TIOSPIR randomized 17,135 COPD patients to double-blind (double-dummy) Respimat (at 2.5 or 5 μg ) or Handihaler (18 μg) tiotropium regimens. It showed noninferiority of both Respimat groups for all-cause mortality relative to HandiHaler and no difference in the number of overall cardiovascular events (examined in a composite endpoint including stroke, transient ischemic attack, myocardial infarction, or sudden cardiac death).
That’s a lot of convincing statistical power, but Loke et al make the case that “focusing on overall mortality or composite cardiovascular end points may mask differences in cause-specific mortality, such as from myocardial infarction.”

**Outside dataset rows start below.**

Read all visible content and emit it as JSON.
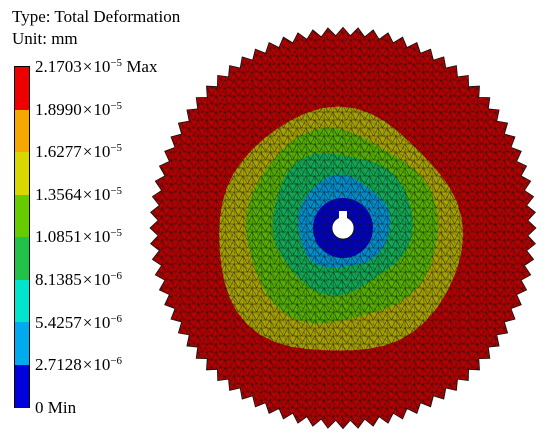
{
  "header": {
    "type_line": "Type: Total Deformation",
    "unit_line": "Unit: mm"
  },
  "legend": {
    "colors": [
      "#ee0000",
      "#f5a800",
      "#d8d800",
      "#66cc00",
      "#22c24a",
      "#00e5cc",
      "#00aaee",
      "#0000dd"
    ],
    "labels": [
      {
        "mantissa": "2.1703",
        "exp": "−5",
        "suffix": "Max"
      },
      {
        "mantissa": "1.8990",
        "exp": "−5",
        "suffix": ""
      },
      {
        "mantissa": "1.6277",
        "exp": "−5",
        "suffix": ""
      },
      {
        "mantissa": "1.3564",
        "exp": "−5",
        "suffix": ""
      },
      {
        "mantissa": "1.0851",
        "exp": "−5",
        "suffix": ""
      },
      {
        "mantissa": "8.1385",
        "exp": "−6",
        "suffix": ""
      },
      {
        "mantissa": "5.4257",
        "exp": "−6",
        "suffix": ""
      },
      {
        "mantissa": "2.7128",
        "exp": "−6",
        "suffix": ""
      },
      {
        "mantissa": "0",
        "exp": "",
        "suffix": "Min"
      }
    ],
    "times_symbol": "×",
    "power_base": "10"
  },
  "model": {
    "teeth": 80,
    "zone_colors": [
      "#b90000",
      "#a8a200",
      "#55b000",
      "#10aa55",
      "#0090d0",
      "#0000c8"
    ],
    "mesh_color": "#111111"
  }
}
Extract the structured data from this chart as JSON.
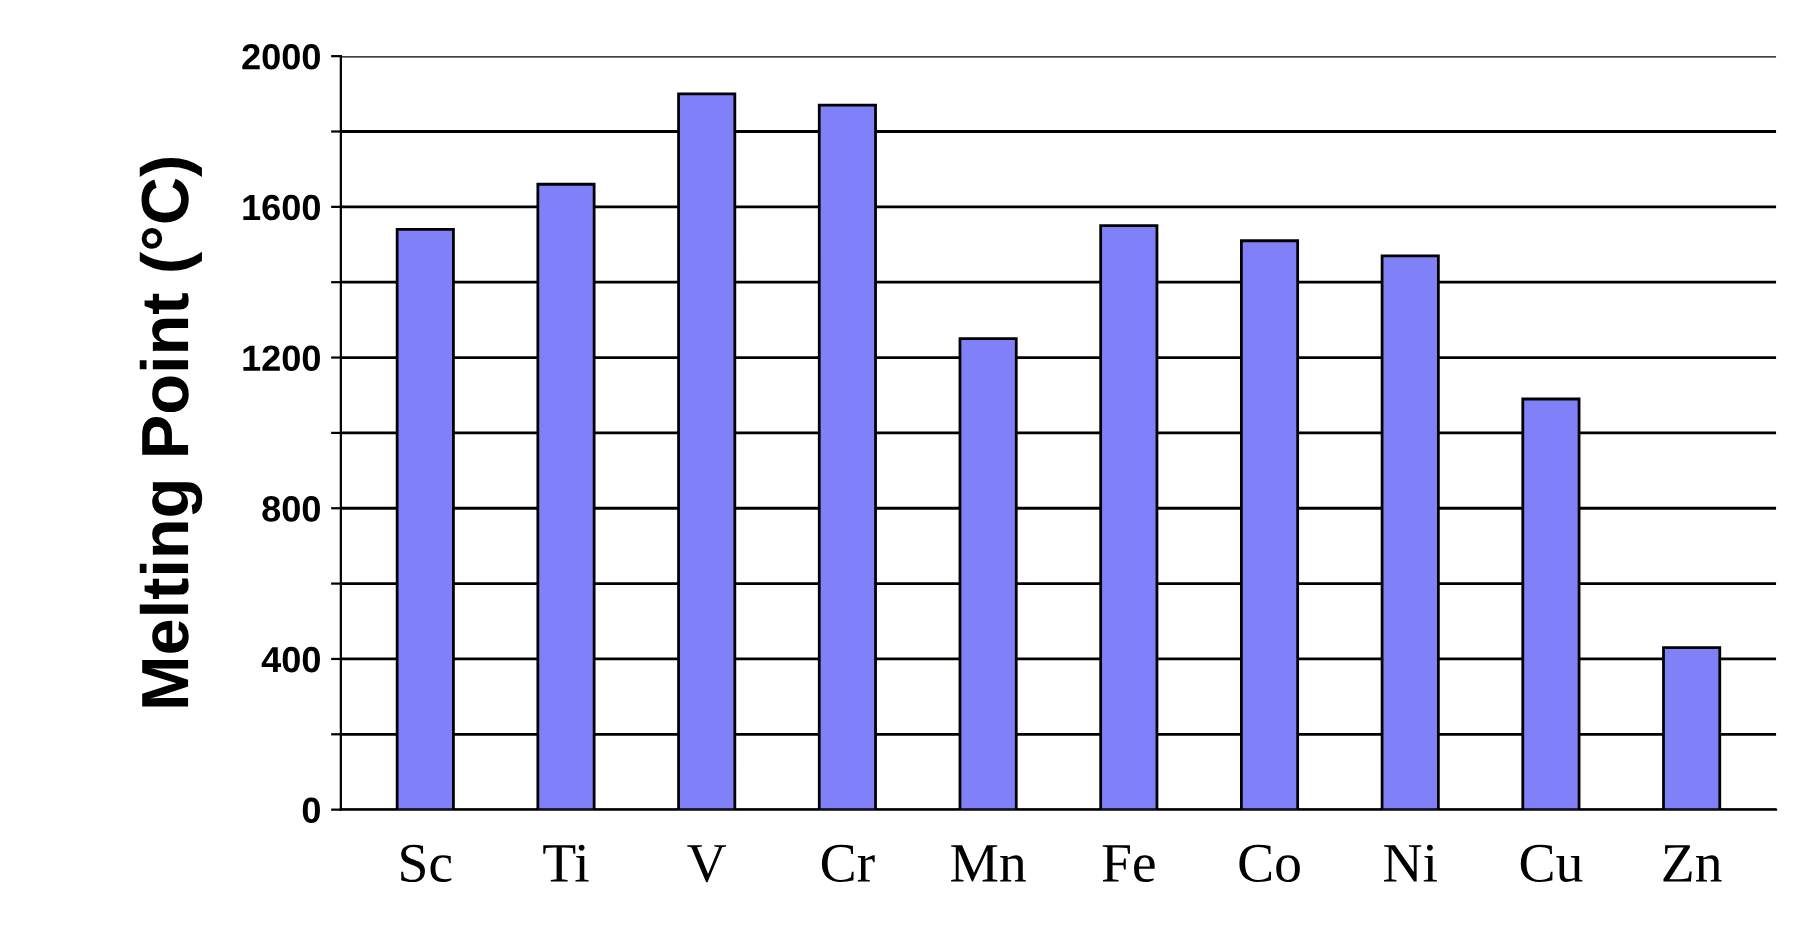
{
  "chart_data": {
    "type": "bar",
    "ylabel": "Melting Point (°C)",
    "categories": [
      "Sc",
      "Ti",
      "V",
      "Cr",
      "Mn",
      "Fe",
      "Co",
      "Ni",
      "Cu",
      "Zn"
    ],
    "values": [
      1540,
      1660,
      1900,
      1870,
      1250,
      1550,
      1510,
      1470,
      1090,
      430
    ],
    "color": "#8080f8",
    "ylim": [
      0,
      2000
    ],
    "yticks": [
      0,
      {
        "value": 200,
        "label": null
      },
      400,
      {
        "value": 600,
        "label": null
      },
      800,
      {
        "value": 1000,
        "label": null
      },
      1200,
      {
        "value": 1400,
        "label": null
      },
      1600,
      {
        "value": 1800,
        "label": null
      },
      2000
    ],
    "grid": "y"
  }
}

Robert Wise, the lead TIOSPIR author, counters that “because of the multiple comparisons among the three treatment groups and the several enumerated causes of death, it seems possible that this is a spurious finding.” Also, “because overall mortality was not increased with the use of Respimat, it would be necessary to conclude that any increase in mortality from one cause of death was offset by a reduction in other causes of death.”

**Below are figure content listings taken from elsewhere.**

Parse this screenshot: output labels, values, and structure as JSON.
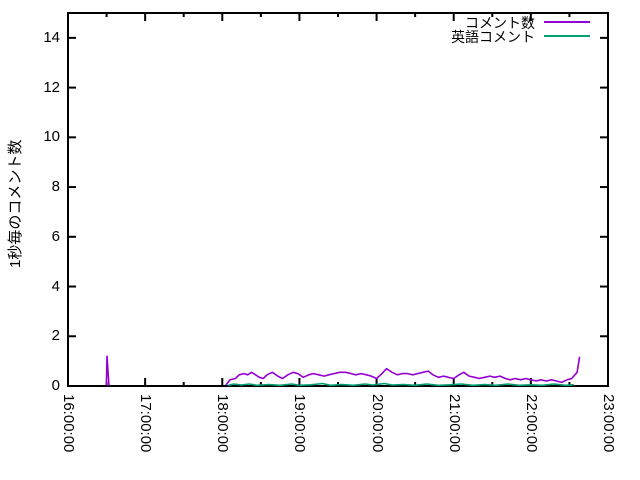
{
  "chart_data": {
    "type": "line",
    "title": "",
    "xlabel": "",
    "ylabel": "1秒毎のコメント数",
    "x_unit": "time (HH:MM:SS)",
    "xlim_hours": [
      16,
      23
    ],
    "ylim": [
      0,
      15
    ],
    "grid": false,
    "legend_position": "top-right-inside",
    "x_major_ticks": [
      {
        "hour": 16,
        "label": "16:00:00"
      },
      {
        "hour": 17,
        "label": "17:00:00"
      },
      {
        "hour": 18,
        "label": "18:00:00"
      },
      {
        "hour": 19,
        "label": "19:00:00"
      },
      {
        "hour": 20,
        "label": "20:00:00"
      },
      {
        "hour": 21,
        "label": "21:00:00"
      },
      {
        "hour": 22,
        "label": "22:00:00"
      },
      {
        "hour": 23,
        "label": "23:00:00"
      }
    ],
    "x_minor_tick_hours": [
      16.5,
      17.5,
      18.5,
      19.5,
      20.5,
      21.5,
      22.5
    ],
    "y_major_ticks": [
      0,
      2,
      4,
      6,
      8,
      10,
      12,
      14
    ],
    "series": [
      {
        "name": "コメント数",
        "color": "#9400d3",
        "segments": [
          [
            [
              16.498,
              0.05
            ],
            [
              16.505,
              1.2
            ],
            [
              16.53,
              0.05
            ]
          ],
          [
            [
              18.05,
              0.05
            ],
            [
              18.1,
              0.25
            ],
            [
              18.17,
              0.3
            ],
            [
              18.22,
              0.45
            ],
            [
              18.28,
              0.5
            ],
            [
              18.33,
              0.45
            ],
            [
              18.38,
              0.55
            ],
            [
              18.43,
              0.45
            ],
            [
              18.48,
              0.35
            ],
            [
              18.53,
              0.3
            ],
            [
              18.58,
              0.45
            ],
            [
              18.65,
              0.55
            ],
            [
              18.72,
              0.4
            ],
            [
              18.78,
              0.3
            ],
            [
              18.85,
              0.45
            ],
            [
              18.92,
              0.55
            ],
            [
              18.98,
              0.5
            ],
            [
              19.05,
              0.35
            ],
            [
              19.12,
              0.45
            ],
            [
              19.18,
              0.5
            ],
            [
              19.25,
              0.45
            ],
            [
              19.32,
              0.4
            ],
            [
              19.38,
              0.45
            ],
            [
              19.45,
              0.5
            ],
            [
              19.52,
              0.55
            ],
            [
              19.6,
              0.55
            ],
            [
              19.67,
              0.5
            ],
            [
              19.73,
              0.45
            ],
            [
              19.8,
              0.5
            ],
            [
              19.87,
              0.45
            ],
            [
              19.93,
              0.4
            ],
            [
              20.0,
              0.3
            ],
            [
              20.07,
              0.5
            ],
            [
              20.13,
              0.7
            ],
            [
              20.2,
              0.55
            ],
            [
              20.27,
              0.45
            ],
            [
              20.33,
              0.5
            ],
            [
              20.4,
              0.5
            ],
            [
              20.47,
              0.45
            ],
            [
              20.53,
              0.5
            ],
            [
              20.6,
              0.55
            ],
            [
              20.67,
              0.6
            ],
            [
              20.73,
              0.45
            ],
            [
              20.8,
              0.35
            ],
            [
              20.87,
              0.4
            ],
            [
              20.93,
              0.35
            ],
            [
              21.0,
              0.3
            ],
            [
              21.07,
              0.45
            ],
            [
              21.13,
              0.55
            ],
            [
              21.2,
              0.4
            ],
            [
              21.27,
              0.35
            ],
            [
              21.33,
              0.3
            ],
            [
              21.4,
              0.35
            ],
            [
              21.47,
              0.4
            ],
            [
              21.53,
              0.35
            ],
            [
              21.6,
              0.4
            ],
            [
              21.67,
              0.3
            ],
            [
              21.73,
              0.25
            ],
            [
              21.8,
              0.3
            ],
            [
              21.87,
              0.25
            ],
            [
              21.93,
              0.3
            ],
            [
              22.0,
              0.25
            ],
            [
              22.07,
              0.2
            ],
            [
              22.13,
              0.25
            ],
            [
              22.2,
              0.2
            ],
            [
              22.27,
              0.25
            ],
            [
              22.33,
              0.2
            ],
            [
              22.4,
              0.15
            ],
            [
              22.47,
              0.25
            ],
            [
              22.53,
              0.3
            ],
            [
              22.6,
              0.55
            ],
            [
              22.63,
              1.15
            ]
          ]
        ]
      },
      {
        "name": "英語コメント",
        "color": "#009e73",
        "segments": [
          [
            [
              18.08,
              0.03
            ],
            [
              18.15,
              0.08
            ],
            [
              18.25,
              0.04
            ],
            [
              18.35,
              0.08
            ],
            [
              18.45,
              0.03
            ],
            [
              18.6,
              0.06
            ],
            [
              18.75,
              0.03
            ],
            [
              18.9,
              0.08
            ],
            [
              19.0,
              0.03
            ],
            [
              19.15,
              0.05
            ],
            [
              19.3,
              0.1
            ],
            [
              19.4,
              0.03
            ],
            [
              19.55,
              0.06
            ],
            [
              19.7,
              0.03
            ],
            [
              19.85,
              0.08
            ],
            [
              19.95,
              0.04
            ],
            [
              20.1,
              0.1
            ],
            [
              20.2,
              0.04
            ],
            [
              20.35,
              0.06
            ],
            [
              20.5,
              0.03
            ],
            [
              20.65,
              0.08
            ],
            [
              20.8,
              0.03
            ],
            [
              20.95,
              0.05
            ],
            [
              21.1,
              0.08
            ],
            [
              21.25,
              0.03
            ],
            [
              21.4,
              0.06
            ],
            [
              21.55,
              0.03
            ],
            [
              21.7,
              0.08
            ],
            [
              21.85,
              0.03
            ],
            [
              22.0,
              0.05
            ],
            [
              22.15,
              0.03
            ],
            [
              22.3,
              0.08
            ],
            [
              22.45,
              0.03
            ],
            [
              22.55,
              0.05
            ]
          ]
        ]
      }
    ]
  },
  "layout_colors": {
    "background": "#ffffff",
    "axis": "#000000",
    "text": "#000000"
  }
}
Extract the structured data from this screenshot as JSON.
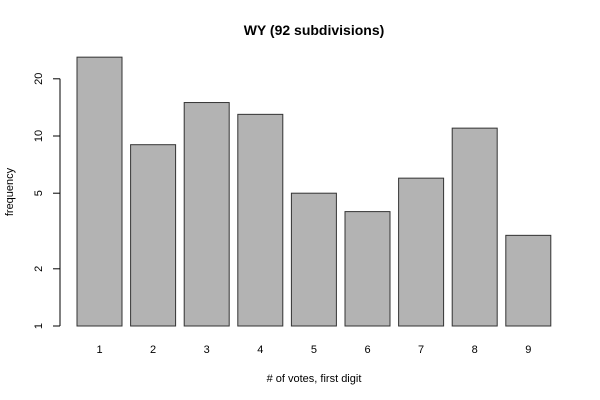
{
  "chart_data": {
    "type": "bar",
    "title": "WY (92 subdivisions)",
    "xlabel": "# of votes, first digit",
    "ylabel": "frequency",
    "y_scale": "log",
    "ylim": [
      1,
      26
    ],
    "yticks": [
      1,
      2,
      5,
      10,
      20
    ],
    "categories": [
      "1",
      "2",
      "3",
      "4",
      "5",
      "6",
      "7",
      "8",
      "9"
    ],
    "values": [
      26,
      9,
      15,
      13,
      5,
      4,
      6,
      11,
      3
    ],
    "grid": false,
    "bar_color": "#b3b3b3",
    "bar_edge_color": "#333333"
  }
}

A separate letter to the editor by Katia M.C. Verhamme et al suggested that chronic kidney disease could have conferred the cardiovascular risk associated observationally with the Respimat. Tiotropium is cleared by the kidneys; patients with significant renal impairment were excluded from TIOPSIR, precluding any conclusions there.
Considering things in absolute terms, there were only 3 fatal heart attacks (adjudicated) in the HandiHaler arm, and ~10 in each of the Respimat arms (out of ~400 deaths among ~5,700 patients in each arm). There were 52 total MIs with HandiHaler, vs. ~71 in each Respimat arm -- about a 1 to 1.2% incidence in an at-risk population, and a theoretical number needed to harm of ~330 to observe one additional MI with Respimat, if the signal were real.

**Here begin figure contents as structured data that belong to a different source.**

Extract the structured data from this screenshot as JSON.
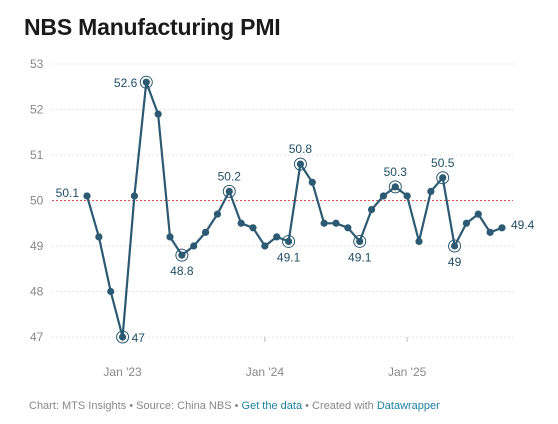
{
  "title": "NBS Manufacturing PMI",
  "footer": {
    "source_text": "Chart: MTS Insights • Source: China NBS • ",
    "get_data": "Get the data",
    "created_text": " • Created with ",
    "datawrapper": "Datawrapper"
  },
  "colors": {
    "line": "#2b5a72",
    "reference": "#e0534a",
    "grid": "#dddddd"
  },
  "chart_data": {
    "type": "line",
    "title": "NBS Manufacturing PMI",
    "xlabel": "",
    "ylabel": "",
    "ylim": [
      47,
      53
    ],
    "y_ticks": [
      47,
      48,
      49,
      50,
      51,
      52,
      53
    ],
    "x_ticks": [
      {
        "label": "Jan '23",
        "date": "2023-01"
      },
      {
        "label": "Jan '24",
        "date": "2024-01"
      },
      {
        "label": "Jan '25",
        "date": "2025-01"
      }
    ],
    "reference_line": 50,
    "grid": true,
    "series": [
      {
        "x": [
          "2022-10",
          "2022-11",
          "2022-12",
          "2023-01",
          "2023-02",
          "2023-03",
          "2023-04",
          "2023-05",
          "2023-06",
          "2023-07",
          "2023-08",
          "2023-09",
          "2023-10",
          "2023-11",
          "2023-12",
          "2024-01",
          "2024-02",
          "2024-03",
          "2024-04",
          "2024-05",
          "2024-06",
          "2024-07",
          "2024-08",
          "2024-09",
          "2024-10",
          "2024-11",
          "2024-12",
          "2025-01",
          "2025-02",
          "2025-03",
          "2025-04",
          "2025-05",
          "2025-06",
          "2025-07",
          "2025-08"
        ],
        "values": [
          50.1,
          49.2,
          48.0,
          47.0,
          50.1,
          52.6,
          51.9,
          49.2,
          48.8,
          49.0,
          49.3,
          49.7,
          50.2,
          49.5,
          49.4,
          49.0,
          49.2,
          49.1,
          50.8,
          50.4,
          49.5,
          49.5,
          49.4,
          49.1,
          49.8,
          50.1,
          50.3,
          50.1,
          49.1,
          50.2,
          50.5,
          49.0,
          49.5,
          49.7,
          49.3
        ]
      }
    ],
    "last_point": {
      "x": "2025-09",
      "value": 49.4
    },
    "annotations": [
      {
        "x": "2022-10",
        "value": 50.1,
        "label": "50.1",
        "ring": false
      },
      {
        "x": "2023-01",
        "value": 47.0,
        "label": "47",
        "ring": true
      },
      {
        "x": "2023-03",
        "value": 52.6,
        "label": "52.6",
        "ring": true
      },
      {
        "x": "2023-06",
        "value": 48.8,
        "label": "48.8",
        "ring": true
      },
      {
        "x": "2023-10",
        "value": 50.2,
        "label": "50.2",
        "ring": true
      },
      {
        "x": "2024-03",
        "value": 49.1,
        "label": "49.1",
        "ring": true
      },
      {
        "x": "2024-04",
        "value": 50.8,
        "label": "50.8",
        "ring": true
      },
      {
        "x": "2024-09",
        "value": 49.1,
        "label": "49.1",
        "ring": true
      },
      {
        "x": "2024-12",
        "value": 50.3,
        "label": "50.3",
        "ring": true
      },
      {
        "x": "2025-04",
        "value": 50.5,
        "label": "50.5",
        "ring": true
      },
      {
        "x": "2025-05",
        "value": 49.0,
        "label": "49",
        "ring": true
      },
      {
        "x": "2025-09",
        "value": 49.4,
        "label": "49.4",
        "ring": false
      }
    ]
  }
}
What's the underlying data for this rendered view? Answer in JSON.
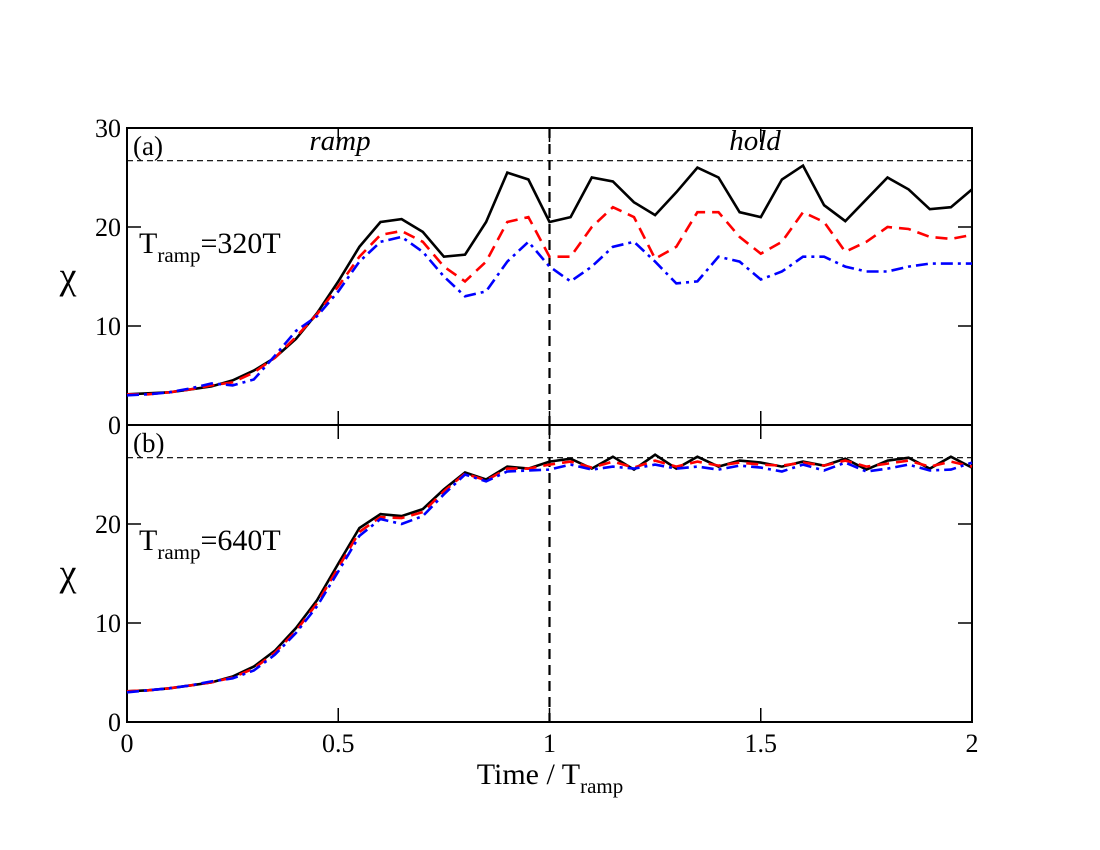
{
  "chart_data": [
    {
      "type": "line",
      "panel_label": "(a)",
      "phase_labels": [
        "ramp",
        "hold"
      ],
      "inset_label": {
        "main": "T",
        "sub": "ramp",
        "tail": "=320T"
      },
      "ylabel": "χ",
      "xlim": [
        0,
        2
      ],
      "xticks": [
        0,
        0.5,
        1,
        1.5,
        2
      ],
      "xtick_labels": false,
      "ylim": [
        0,
        30
      ],
      "yticks": [
        0,
        10,
        20,
        30
      ],
      "hline": 26.7,
      "vline": 1,
      "x": [
        0,
        0.05,
        0.1,
        0.15,
        0.2,
        0.25,
        0.3,
        0.35,
        0.4,
        0.45,
        0.5,
        0.55,
        0.6,
        0.65,
        0.7,
        0.75,
        0.8,
        0.85,
        0.9,
        0.95,
        1,
        1.05,
        1.1,
        1.15,
        1.2,
        1.25,
        1.3,
        1.35,
        1.4,
        1.45,
        1.5,
        1.55,
        1.6,
        1.65,
        1.7,
        1.75,
        1.8,
        1.85,
        1.9,
        1.95,
        2
      ],
      "series": [
        {
          "color": "#000000",
          "dash": "solid",
          "values": [
            3.1,
            3.2,
            3.3,
            3.6,
            3.9,
            4.5,
            5.5,
            6.8,
            8.7,
            11.3,
            14.5,
            18,
            20.5,
            20.8,
            19.5,
            17,
            17.2,
            20.5,
            25.5,
            24.8,
            20.5,
            21,
            25,
            24.6,
            22.5,
            21.2,
            23.5,
            26,
            25,
            21.5,
            21,
            24.8,
            26.2,
            22.2,
            20.6,
            22.8,
            25,
            23.8,
            21.8,
            22,
            23.8
          ]
        },
        {
          "color": "#ff0000",
          "dash": "dashed",
          "values": [
            3.1,
            3.1,
            3.3,
            3.6,
            4,
            4.3,
            5.3,
            6.8,
            8.9,
            11.2,
            14,
            17,
            19.2,
            19.6,
            18.5,
            16,
            14.5,
            16.5,
            20.5,
            21,
            17,
            17,
            20,
            22,
            21,
            16.8,
            18,
            21.5,
            21.5,
            19,
            17.3,
            18.5,
            21.5,
            20.5,
            17.5,
            18.5,
            20,
            19.8,
            19,
            18.8,
            19.2
          ]
        },
        {
          "color": "#0000ff",
          "dash": "dashdot",
          "values": [
            3,
            3.1,
            3.3,
            3.7,
            4.2,
            4,
            4.6,
            7,
            9.5,
            11,
            13.5,
            16.5,
            18.5,
            19,
            17.5,
            15,
            13,
            13.5,
            16.5,
            18.5,
            16,
            14.5,
            16,
            18,
            18.5,
            16.5,
            14.3,
            14.5,
            17,
            16.5,
            14.7,
            15.5,
            17,
            17,
            16,
            15.5,
            15.5,
            16,
            16.3,
            16.3,
            16.3
          ]
        }
      ]
    },
    {
      "type": "line",
      "panel_label": "(b)",
      "inset_label": {
        "main": "T",
        "sub": "ramp",
        "tail": "=640T"
      },
      "ylabel": "χ",
      "xlabel": {
        "main": "Time / T",
        "sub": "ramp"
      },
      "xlim": [
        0,
        2
      ],
      "xticks": [
        0,
        0.5,
        1,
        1.5,
        2
      ],
      "xtick_labels": true,
      "ylim": [
        0,
        30
      ],
      "yticks": [
        0,
        10,
        20
      ],
      "hline": 26.7,
      "vline": 1,
      "x": [
        0,
        0.05,
        0.1,
        0.15,
        0.2,
        0.25,
        0.3,
        0.35,
        0.4,
        0.45,
        0.5,
        0.55,
        0.6,
        0.65,
        0.7,
        0.75,
        0.8,
        0.85,
        0.9,
        0.95,
        1,
        1.05,
        1.1,
        1.15,
        1.2,
        1.25,
        1.3,
        1.35,
        1.4,
        1.45,
        1.5,
        1.55,
        1.6,
        1.65,
        1.7,
        1.75,
        1.8,
        1.85,
        1.9,
        1.95,
        2
      ],
      "series": [
        {
          "color": "#000000",
          "dash": "solid",
          "values": [
            3.1,
            3.2,
            3.4,
            3.7,
            4,
            4.6,
            5.6,
            7.2,
            9.5,
            12.3,
            16,
            19.6,
            21,
            20.8,
            21.5,
            23.5,
            25.2,
            24.5,
            25.8,
            25.6,
            26.3,
            26.6,
            25.6,
            26.8,
            25.5,
            27,
            25.6,
            26.8,
            25.8,
            26.4,
            26.2,
            25.8,
            26.3,
            25.9,
            26.6,
            25.5,
            26.4,
            26.7,
            25.6,
            26.8,
            25.7
          ]
        },
        {
          "color": "#ff0000",
          "dash": "dashed",
          "values": [
            3.1,
            3.2,
            3.4,
            3.7,
            4,
            4.5,
            5.4,
            7,
            9.2,
            12,
            15.6,
            19.2,
            20.7,
            20.6,
            21.2,
            23.3,
            25.1,
            24.4,
            25.6,
            25.6,
            26,
            26.3,
            25.7,
            26.3,
            25.7,
            26.4,
            25.8,
            26.3,
            25.9,
            26.2,
            26,
            25.9,
            26.2,
            25.9,
            26.4,
            25.8,
            26.1,
            26.4,
            25.8,
            26.3,
            25.8
          ]
        },
        {
          "color": "#0000ff",
          "dash": "dashdot",
          "values": [
            3,
            3.2,
            3.4,
            3.7,
            4.1,
            4.4,
            5.2,
            6.8,
            9,
            11.7,
            15.2,
            18.8,
            20.5,
            20,
            20.8,
            23,
            25,
            24.3,
            25.3,
            25.4,
            25.5,
            26,
            25.5,
            25.8,
            25.6,
            26,
            25.6,
            25.8,
            25.5,
            25.9,
            25.7,
            25.3,
            26,
            25.4,
            26.2,
            25.3,
            25.6,
            26,
            25.4,
            25.5,
            26.2
          ]
        }
      ]
    }
  ]
}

An aside: Drs. Furberg and Singh have long been watchful, statistically savvy, and sometimes vocal skeptics of safety data from major drug industry sponsored trials. In 2004, the FDA went so far as to block Dr. Furberg from presenting at a meeting regarding the cardiovascular safety of Bexxtra (a COX-2 inhibitor like Vioxx) -- after appointing him to their panel -- apparently because of his public remarks about the drug's safety. Dr. Furberg was recused for an "intellectual conflict of interest" -- while 7 of the 14 advisors on the June 2004 panel, including the chair, received waivers for financial conflicts of interest. (The following year, the FDA instructed Pfizer to withdraw Bexxtra from the market.)
The numerical increase in heart attack risk seen here is certainly enough to merit concern and close observation in postmarketing studies. But with the small numbers of events and the negative overall result of a massive randomized trial, this is likely going to remain a case of “My SAS said, your SAS said” for the foreseeable future.
"By no means should these findings be ignored," Dr. Stephen Rennard of the University of Nebraska Medical Center commented recently. "I'm not sure the debate on safety is ever closed ... for any medication, no matter how long it has been around."